仙眾的議論聲漸漸平息,可蘇墨能感覺到,還有不少仙官的目光帶著敵意,像是不相信他真的是清白的,更像是在盯著他身上的靈植,眼神貪婪又陰狠,跟餓狼盯著肥肉似的。
法官站起身,聲音威嚴:“今日庭審暫歇。三日后,繼續審理蘇墨私闖洪荒、亂引靈氣潮汐一案。退庭!”
仙官們陸續散去,殿堂里的壓迫感漸漸消失,可蘇墨的心卻沉了下去。
三日后的庭審,只會更加兇險。
他不知道,檢察官背后的“仙界的人”會使出什么手段,也不知道,自己缺失的記憶里,還藏著多少和洪荒、和靈氣潮汐相關的秘密。

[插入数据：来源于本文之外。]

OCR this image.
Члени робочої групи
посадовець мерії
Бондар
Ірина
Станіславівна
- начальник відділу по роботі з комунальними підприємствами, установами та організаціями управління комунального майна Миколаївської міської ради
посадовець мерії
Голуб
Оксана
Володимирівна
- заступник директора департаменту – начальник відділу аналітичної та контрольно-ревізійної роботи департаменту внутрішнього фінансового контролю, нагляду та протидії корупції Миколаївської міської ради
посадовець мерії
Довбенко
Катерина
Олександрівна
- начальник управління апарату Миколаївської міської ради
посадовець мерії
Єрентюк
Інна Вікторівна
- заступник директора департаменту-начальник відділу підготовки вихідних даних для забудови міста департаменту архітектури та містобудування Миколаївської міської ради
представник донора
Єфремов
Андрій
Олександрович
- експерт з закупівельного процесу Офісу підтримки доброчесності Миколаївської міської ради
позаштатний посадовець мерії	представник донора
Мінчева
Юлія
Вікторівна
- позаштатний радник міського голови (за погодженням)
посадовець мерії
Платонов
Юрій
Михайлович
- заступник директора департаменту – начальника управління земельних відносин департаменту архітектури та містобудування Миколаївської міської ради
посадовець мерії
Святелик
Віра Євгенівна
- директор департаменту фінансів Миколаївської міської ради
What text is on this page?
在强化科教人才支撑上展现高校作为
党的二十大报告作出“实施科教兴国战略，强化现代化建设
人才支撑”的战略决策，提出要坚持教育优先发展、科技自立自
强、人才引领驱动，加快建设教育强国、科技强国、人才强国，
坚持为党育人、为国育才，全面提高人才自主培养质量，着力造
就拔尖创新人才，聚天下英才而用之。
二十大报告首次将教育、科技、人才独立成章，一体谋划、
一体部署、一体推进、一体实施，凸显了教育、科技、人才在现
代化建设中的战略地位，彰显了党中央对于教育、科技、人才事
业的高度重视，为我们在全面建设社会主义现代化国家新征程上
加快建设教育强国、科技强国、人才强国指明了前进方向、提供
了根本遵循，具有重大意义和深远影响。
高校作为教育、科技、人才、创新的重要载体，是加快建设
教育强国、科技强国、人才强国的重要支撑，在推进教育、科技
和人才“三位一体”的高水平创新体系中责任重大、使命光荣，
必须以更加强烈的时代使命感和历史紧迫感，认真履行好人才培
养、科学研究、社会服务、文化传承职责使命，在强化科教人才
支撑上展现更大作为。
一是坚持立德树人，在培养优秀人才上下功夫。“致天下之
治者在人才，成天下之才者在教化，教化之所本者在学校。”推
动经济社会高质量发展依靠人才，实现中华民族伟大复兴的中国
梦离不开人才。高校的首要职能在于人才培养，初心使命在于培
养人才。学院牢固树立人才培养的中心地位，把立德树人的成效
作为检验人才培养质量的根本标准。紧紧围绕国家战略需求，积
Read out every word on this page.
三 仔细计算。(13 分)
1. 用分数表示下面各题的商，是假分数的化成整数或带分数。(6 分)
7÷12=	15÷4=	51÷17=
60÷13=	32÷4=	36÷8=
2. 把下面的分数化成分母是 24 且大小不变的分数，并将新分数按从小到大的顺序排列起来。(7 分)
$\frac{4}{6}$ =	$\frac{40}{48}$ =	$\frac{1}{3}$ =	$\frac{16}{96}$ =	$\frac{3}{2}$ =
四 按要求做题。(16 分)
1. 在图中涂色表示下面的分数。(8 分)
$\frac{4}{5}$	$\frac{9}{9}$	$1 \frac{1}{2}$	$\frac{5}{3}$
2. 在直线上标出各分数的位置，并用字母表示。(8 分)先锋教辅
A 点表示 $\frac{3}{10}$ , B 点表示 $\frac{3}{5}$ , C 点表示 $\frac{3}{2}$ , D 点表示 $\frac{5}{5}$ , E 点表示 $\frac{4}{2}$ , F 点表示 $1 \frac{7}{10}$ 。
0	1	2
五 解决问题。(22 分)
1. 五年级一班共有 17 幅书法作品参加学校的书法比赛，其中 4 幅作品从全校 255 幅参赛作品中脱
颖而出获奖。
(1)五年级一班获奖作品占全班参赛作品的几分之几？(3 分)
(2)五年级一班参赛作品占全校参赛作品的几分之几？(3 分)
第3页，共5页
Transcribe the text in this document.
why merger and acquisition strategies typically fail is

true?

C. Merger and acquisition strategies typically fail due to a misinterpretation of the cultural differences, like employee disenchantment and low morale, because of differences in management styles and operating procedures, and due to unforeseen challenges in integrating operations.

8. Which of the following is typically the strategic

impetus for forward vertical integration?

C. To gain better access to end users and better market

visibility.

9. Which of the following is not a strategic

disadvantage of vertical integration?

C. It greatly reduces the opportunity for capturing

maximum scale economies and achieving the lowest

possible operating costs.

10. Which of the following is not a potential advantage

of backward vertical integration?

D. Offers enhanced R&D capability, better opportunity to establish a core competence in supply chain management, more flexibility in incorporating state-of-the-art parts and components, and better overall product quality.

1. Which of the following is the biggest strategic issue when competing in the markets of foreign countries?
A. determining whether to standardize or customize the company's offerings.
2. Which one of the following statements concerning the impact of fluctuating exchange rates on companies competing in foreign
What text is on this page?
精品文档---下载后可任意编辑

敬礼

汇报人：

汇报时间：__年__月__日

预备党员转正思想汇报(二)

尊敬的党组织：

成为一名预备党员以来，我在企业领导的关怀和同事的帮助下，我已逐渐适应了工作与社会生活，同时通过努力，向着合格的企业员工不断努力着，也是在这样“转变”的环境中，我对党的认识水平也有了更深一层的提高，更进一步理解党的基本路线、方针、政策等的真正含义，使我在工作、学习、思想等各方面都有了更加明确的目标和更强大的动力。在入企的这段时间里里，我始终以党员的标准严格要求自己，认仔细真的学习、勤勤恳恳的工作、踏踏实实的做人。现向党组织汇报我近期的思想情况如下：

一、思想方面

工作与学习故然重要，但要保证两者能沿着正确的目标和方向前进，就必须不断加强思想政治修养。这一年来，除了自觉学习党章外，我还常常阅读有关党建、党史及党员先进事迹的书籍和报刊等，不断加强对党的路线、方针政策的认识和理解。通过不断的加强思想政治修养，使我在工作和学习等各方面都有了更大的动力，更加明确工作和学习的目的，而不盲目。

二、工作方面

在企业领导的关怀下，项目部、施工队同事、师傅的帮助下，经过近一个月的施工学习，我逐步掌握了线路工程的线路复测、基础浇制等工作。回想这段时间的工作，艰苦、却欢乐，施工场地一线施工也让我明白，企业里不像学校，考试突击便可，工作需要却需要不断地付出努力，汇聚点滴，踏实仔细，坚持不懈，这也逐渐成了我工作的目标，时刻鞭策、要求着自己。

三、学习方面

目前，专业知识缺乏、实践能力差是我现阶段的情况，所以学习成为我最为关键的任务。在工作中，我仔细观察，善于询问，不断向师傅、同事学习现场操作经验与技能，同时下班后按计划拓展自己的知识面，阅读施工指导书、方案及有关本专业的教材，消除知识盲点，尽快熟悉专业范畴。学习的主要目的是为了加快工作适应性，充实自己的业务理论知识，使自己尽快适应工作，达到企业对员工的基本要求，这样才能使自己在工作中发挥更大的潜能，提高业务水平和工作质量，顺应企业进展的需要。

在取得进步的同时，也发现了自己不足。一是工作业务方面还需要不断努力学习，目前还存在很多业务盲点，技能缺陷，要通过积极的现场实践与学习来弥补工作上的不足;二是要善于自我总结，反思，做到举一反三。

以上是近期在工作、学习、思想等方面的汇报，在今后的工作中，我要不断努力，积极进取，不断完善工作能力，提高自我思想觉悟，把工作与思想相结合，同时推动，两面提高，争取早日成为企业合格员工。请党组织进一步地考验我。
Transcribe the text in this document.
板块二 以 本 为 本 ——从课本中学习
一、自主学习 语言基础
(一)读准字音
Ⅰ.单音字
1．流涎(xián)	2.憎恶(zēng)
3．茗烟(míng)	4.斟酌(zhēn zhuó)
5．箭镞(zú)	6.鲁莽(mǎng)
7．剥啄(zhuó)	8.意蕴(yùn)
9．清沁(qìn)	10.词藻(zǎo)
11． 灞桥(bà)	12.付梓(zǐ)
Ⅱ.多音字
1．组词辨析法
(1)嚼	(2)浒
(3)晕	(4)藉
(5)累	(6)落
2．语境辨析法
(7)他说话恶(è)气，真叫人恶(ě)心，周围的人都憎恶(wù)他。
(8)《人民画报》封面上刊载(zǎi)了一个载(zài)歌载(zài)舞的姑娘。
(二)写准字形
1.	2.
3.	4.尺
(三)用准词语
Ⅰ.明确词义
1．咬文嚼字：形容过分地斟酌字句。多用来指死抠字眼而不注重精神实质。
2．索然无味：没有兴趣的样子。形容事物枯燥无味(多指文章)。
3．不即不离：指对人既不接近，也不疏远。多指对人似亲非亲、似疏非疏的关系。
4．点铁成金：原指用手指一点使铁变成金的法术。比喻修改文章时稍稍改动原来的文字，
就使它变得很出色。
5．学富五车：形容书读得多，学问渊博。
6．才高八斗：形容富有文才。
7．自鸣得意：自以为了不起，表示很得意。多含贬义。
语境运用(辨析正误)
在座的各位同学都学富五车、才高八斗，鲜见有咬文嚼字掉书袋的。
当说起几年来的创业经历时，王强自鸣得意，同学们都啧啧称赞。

更讓他擔心的是,隱霧山和村民雖然有林蒼盯著,可仙界勢力龐大,萬一他們暗中動手,林蒼能護住大家嗎?
蘇墨抬手擦掉額頭的冷汗,握緊了手腕上的機械藤,指尖緊緊攥著奶奶的舊照。
不管接下來會遇到什么,他都不能退縮。
為了隱霧山的村民,為了他的靈植,為了弄明白奶奶舊照和靈植基因的秘密,為了查清導師留下的真相,他必須撐下去。
只是他不知道,三日后等待他的,將會是比偽造證據更致命的陷阱,而那所謂的“仙界的人”,早就暗中布好了天羅地網,就等著他三日后自投羅網呢。